“Mentre io e Paul ci dirigevamo verso la panchina lo abbracciai. Più di quindici anni dopo il McDonald’s All-American Game, eravamo di nuovo compagni di squadra e pronti a mostrare a Boston e al resto del mondo cosa sapevamo fare”. La musica e il testo sono di Kevin Garnett che, nel suo libro “Senza Filtro”, ha speso parole di elogio per Paul Pierce, suo compagno di squadra ai tempi dei Celtics. The Truth, come venne soprannominato da Shaquille O’Neal, diventò il simbolo dell’anello conquistato da Boston nel 2008, lui che nel proprio vocabolario aveva scritto una sola parola: resilienza. Non mollò mai, anche quando i Celtics si ritrovarono in difficoltà dal 1998 al 2007. Non abbandonò mai la nave e per questo fu premiato, andando a formare con KG e Ray Allen (oltre che con Rajon Rondo e Doc Rivers) un trio quasi impossibile da fermare.
Da Inglewood a Boston
La storia di Paul Pierce iniziò ad Oakland il 13 ottobre 1977. È un destino beffardo quello che illuminò la strada di Paul, dato che il futuro All-Star dei Celtics crebbe ad Inglewood, in California, luogo in cui sorse il Forum dei Los Angeles Lakers, una franchigia che, nel corso della sua carriera, non riuscirà ad amare particolarmente. Eppure, Pierce frequentò la Inglewood High School e, addirittura, venne scelto per il McDonald’s All-American Game (1995), una partita adatta a pochi, ovvero alle migliori promesse liceali – con lui c’era anche un certo Kevin Garnett.
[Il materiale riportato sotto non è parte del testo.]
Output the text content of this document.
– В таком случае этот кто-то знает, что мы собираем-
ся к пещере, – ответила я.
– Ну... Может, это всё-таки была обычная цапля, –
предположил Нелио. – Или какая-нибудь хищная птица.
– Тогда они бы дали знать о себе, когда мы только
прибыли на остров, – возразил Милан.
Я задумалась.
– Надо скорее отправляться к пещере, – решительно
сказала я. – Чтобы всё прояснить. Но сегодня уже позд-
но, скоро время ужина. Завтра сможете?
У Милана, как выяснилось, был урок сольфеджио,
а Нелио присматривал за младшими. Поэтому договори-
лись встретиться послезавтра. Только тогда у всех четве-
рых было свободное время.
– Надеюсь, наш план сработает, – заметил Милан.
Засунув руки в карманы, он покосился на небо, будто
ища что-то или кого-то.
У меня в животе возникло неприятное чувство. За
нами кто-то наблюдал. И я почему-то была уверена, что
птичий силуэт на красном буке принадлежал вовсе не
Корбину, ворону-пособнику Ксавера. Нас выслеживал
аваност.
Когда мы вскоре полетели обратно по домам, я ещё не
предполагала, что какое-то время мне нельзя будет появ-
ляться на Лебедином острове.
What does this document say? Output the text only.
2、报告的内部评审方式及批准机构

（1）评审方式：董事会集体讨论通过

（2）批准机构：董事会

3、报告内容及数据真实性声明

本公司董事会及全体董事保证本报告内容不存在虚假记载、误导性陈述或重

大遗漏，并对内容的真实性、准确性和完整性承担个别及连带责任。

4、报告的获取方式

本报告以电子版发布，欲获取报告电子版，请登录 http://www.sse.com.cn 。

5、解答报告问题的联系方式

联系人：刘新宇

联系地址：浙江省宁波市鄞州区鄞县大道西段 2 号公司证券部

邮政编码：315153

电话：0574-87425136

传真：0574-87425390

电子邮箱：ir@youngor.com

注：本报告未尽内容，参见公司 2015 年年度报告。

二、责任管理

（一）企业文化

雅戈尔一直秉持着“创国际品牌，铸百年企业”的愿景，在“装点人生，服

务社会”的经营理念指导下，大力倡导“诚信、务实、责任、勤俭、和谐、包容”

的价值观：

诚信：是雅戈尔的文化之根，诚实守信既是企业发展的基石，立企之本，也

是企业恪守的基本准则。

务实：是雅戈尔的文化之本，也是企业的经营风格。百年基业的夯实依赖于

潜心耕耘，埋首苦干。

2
Il suo talento era palpabile, tangibile, tanto che la prestigiosa Università di Kansas gli mise gli occhi addosso e lo reclutò. Dal 1995 al 1998 indossò la casacca dei Jayhawks, laureandosi anche in criminologia e facendo perdere la testa agli scout Nba. Non c’erano dubbi a riguardo: Paul Pierce avrebbe fatto la storia della National Basketball Association, era solo questione di capire in che squadra sarebbe finito. Al Draft 1998 di talenti ce n’erano diversi, a cominciare da Mike Bibby e Antawn Jamison, passando per Vince Carter e Jason Williams, fino ad arrivare a Dirk Nowitzki. E alla numero 10 ecco Pierce, il quale venne selezionato dai Boston Celtics. Da Inglewood a Boston il passo è breve, così come quello per diventare un campione. E Paul era sicuro dei suoi mezzi.
Tra i grandi
I primi tre anni non risultarono semplici per Pierce e compagni, i quali, guidati in panchina da Rick Pitino (sostituito a metà dalla terza annata da Jim O’Brien), non raggiunsero i playoff dal 1998 al 2001. Nella stagione successiva però, i Celtics assaggiarono il palcoscenico della post-season per la prima volta dopo sette lunghissimi anni, proprio grazie al numero 34 e ad Antoine Walker: le vittorie ai danni dei Sixers e dei Pistons portarono Boston alle Eastern Conference Finals, sconfitti dai New Jersey Nets di Jason Kidd.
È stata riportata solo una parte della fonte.